La Selección de Inglaterra, tras su victoria ante República del Congo que les aseguró un lugar en los octavos de final del Mundial 2026, ya enfoca su atención en el próximo enfrentamiento contra México. Sin embargo, el entrenador Thomas Tuchel ha señalado que la altura de la Ciudad de México, situada a 2 mil 240 metros sobre el nivel del mar, representa un desafío significativo para su equipo.
En conferencia de prensa posterior al partido disputado el martes 30 de junio, Tuchel admitió que la adaptación física a estas condiciones en un plazo tan corto como cuatro días es prácticamente imposible. “Por supuesto, el tema de la altura será un problema, una gran desventaja, ya que no podemos adaptarnos físicamente a ella; en cuatro días es simplemente imposible. Puede que surjan más obstáculos, pero estamos preparados para ello”, declaró el estratega.
Este reconocimiento no es menor, pues la altitud ha sido históricamente un factor que favorece a la Selección Mexicana en el Estadio Azteca, un escenario emblemático que ha visto cómo rivales sufren por la falta de oxígeno, como se evidenció en el partido contra Ecuador. La capacidad de México para aprovechar esta ventaja natural puede ser determinante en su aspiración de avanzar en el torneo.

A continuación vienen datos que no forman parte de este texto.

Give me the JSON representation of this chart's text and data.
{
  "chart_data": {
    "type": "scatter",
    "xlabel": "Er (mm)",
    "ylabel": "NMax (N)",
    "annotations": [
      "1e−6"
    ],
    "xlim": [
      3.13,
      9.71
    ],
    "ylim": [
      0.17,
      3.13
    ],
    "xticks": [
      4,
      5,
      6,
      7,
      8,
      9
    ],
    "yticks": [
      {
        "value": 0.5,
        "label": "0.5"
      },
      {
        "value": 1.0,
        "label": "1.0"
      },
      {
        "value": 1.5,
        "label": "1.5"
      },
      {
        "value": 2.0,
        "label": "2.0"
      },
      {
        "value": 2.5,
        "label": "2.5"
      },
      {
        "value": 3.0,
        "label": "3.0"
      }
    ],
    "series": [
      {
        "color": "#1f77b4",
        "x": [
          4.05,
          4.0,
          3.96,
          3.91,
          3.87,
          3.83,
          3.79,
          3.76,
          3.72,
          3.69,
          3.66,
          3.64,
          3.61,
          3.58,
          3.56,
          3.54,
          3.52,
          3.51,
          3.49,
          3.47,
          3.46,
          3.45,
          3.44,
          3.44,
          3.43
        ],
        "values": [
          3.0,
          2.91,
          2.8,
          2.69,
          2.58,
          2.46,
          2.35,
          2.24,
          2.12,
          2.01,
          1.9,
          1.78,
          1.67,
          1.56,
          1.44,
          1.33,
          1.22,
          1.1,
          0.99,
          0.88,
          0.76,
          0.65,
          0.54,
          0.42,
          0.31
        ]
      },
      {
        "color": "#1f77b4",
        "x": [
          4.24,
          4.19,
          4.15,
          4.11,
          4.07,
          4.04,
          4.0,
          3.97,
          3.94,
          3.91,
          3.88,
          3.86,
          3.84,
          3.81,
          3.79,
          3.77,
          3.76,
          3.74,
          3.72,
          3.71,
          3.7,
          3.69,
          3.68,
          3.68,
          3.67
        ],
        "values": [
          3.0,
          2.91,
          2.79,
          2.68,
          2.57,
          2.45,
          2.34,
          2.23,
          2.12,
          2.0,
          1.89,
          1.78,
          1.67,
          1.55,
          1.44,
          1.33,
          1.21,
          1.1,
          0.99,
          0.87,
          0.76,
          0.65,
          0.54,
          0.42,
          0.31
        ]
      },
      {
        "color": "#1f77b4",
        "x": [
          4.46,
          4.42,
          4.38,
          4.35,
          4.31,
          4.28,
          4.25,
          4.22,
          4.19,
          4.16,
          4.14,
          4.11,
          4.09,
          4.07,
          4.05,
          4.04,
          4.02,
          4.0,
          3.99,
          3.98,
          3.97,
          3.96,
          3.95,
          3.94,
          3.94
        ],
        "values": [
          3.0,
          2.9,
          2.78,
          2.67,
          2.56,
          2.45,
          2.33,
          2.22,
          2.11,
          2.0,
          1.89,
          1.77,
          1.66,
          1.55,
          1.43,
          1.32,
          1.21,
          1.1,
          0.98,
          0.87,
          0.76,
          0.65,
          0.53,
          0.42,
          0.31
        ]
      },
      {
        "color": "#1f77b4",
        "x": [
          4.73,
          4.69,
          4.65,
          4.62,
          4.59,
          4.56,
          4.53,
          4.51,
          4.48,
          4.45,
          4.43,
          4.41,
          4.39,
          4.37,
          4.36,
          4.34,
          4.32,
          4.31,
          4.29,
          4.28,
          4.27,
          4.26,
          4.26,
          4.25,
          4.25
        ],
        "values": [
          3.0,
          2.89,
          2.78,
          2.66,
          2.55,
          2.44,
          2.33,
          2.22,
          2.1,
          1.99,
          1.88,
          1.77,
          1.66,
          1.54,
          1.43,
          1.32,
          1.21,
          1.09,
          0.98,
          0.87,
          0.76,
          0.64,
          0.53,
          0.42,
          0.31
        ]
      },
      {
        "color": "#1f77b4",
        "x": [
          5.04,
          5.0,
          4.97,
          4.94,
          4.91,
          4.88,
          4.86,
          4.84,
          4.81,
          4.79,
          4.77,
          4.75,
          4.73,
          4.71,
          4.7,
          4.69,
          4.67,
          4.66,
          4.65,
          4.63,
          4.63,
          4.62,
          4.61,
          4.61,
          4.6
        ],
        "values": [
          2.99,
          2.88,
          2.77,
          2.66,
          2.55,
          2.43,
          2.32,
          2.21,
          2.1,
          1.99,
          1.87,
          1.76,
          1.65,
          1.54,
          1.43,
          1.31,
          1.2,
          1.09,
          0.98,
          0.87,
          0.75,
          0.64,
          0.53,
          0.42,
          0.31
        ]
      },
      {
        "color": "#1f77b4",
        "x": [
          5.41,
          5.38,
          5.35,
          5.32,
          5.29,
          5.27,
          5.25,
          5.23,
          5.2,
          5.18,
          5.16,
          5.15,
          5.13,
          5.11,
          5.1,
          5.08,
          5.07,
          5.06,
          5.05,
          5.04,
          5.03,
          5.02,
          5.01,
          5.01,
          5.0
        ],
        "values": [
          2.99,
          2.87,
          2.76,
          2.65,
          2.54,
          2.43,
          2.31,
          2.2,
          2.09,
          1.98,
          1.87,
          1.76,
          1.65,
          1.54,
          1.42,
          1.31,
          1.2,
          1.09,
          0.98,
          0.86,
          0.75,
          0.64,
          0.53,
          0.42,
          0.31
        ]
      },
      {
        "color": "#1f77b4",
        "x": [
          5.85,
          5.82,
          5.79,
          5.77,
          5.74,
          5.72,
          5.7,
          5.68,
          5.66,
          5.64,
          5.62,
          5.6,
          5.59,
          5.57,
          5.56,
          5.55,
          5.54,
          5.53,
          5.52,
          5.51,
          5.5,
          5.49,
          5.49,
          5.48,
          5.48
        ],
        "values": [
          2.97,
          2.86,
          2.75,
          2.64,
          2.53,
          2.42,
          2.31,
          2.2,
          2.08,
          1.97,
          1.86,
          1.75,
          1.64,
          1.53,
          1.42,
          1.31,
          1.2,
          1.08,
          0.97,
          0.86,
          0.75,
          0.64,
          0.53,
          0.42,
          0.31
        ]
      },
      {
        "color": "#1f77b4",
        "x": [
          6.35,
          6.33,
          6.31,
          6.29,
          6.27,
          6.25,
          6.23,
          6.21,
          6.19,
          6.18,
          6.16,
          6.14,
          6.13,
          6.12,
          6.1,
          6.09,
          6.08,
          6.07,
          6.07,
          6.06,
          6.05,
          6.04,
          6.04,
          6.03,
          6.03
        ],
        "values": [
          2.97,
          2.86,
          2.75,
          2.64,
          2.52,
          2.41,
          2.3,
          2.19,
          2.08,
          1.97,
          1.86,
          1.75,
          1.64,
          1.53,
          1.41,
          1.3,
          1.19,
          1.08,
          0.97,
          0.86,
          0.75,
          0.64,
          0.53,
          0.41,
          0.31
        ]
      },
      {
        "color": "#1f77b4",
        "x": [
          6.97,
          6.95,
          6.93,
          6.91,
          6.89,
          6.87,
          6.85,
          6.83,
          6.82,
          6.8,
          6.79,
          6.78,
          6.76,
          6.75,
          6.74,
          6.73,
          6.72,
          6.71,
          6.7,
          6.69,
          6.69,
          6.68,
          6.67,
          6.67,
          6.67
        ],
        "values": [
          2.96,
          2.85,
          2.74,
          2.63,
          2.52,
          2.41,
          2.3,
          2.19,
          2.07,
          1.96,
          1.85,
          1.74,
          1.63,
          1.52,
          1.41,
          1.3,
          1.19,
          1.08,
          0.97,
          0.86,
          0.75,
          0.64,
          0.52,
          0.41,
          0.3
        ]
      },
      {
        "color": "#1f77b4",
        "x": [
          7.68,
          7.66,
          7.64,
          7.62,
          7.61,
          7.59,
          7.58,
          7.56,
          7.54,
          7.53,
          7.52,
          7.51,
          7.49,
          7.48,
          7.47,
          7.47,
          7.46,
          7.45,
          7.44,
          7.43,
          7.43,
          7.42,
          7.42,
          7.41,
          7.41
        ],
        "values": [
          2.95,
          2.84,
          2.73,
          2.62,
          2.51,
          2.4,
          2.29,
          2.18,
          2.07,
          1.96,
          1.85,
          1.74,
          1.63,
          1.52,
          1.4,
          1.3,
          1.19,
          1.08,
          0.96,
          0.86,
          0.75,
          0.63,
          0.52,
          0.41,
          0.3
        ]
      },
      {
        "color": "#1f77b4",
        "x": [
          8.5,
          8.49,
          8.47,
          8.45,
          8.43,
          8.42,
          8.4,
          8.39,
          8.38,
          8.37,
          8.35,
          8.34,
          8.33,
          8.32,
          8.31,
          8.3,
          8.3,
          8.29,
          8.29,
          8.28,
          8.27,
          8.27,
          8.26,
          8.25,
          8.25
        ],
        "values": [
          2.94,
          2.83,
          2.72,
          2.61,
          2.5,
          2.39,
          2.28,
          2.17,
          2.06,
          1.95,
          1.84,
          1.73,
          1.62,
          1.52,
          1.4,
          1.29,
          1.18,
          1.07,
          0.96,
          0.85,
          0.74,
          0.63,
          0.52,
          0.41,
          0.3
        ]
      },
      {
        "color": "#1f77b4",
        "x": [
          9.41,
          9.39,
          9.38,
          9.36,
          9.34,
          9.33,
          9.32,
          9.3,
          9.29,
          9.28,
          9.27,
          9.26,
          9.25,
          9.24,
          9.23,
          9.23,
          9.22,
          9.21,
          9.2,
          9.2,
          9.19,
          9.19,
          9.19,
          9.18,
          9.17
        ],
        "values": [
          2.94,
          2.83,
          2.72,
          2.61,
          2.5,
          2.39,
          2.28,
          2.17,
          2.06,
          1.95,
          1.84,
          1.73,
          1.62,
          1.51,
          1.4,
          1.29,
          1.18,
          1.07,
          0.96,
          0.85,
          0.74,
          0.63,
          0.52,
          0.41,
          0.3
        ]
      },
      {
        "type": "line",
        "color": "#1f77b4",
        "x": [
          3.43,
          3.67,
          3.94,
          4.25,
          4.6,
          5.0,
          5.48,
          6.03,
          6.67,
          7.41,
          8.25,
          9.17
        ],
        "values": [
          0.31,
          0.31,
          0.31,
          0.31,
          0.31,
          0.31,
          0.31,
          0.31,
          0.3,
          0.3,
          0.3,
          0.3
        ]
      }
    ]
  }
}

El teleférico o cablebús que se construye en Puebla, cercano a la capital, es un ejemplo de cómo la infraestructura moderna puede facilitar la movilidad en zonas de altura, contribuyendo a la conectividad y al desarrollo económico regional. Aunque el reto físico para los visitantes persiste, la apuesta por sistemas de transporte eficientes refleja un compromiso con la modernización y el orden urbano, elementos que también pueden influir en la experiencia de los asistentes y en la logística del evento.
En suma, el partido que se disputará en el Estadio Azteca en los próximos días no solo será un duelo deportivo, sino también un encuentro donde la geografía y la preparación física jugarán un papel crucial. La Selección Mexicana cuenta con un factor natural a su favor, mientras que Inglaterra deberá buscar estrategias para mitigar esta desventaja en su intento por avanzar en el Mundial 2026.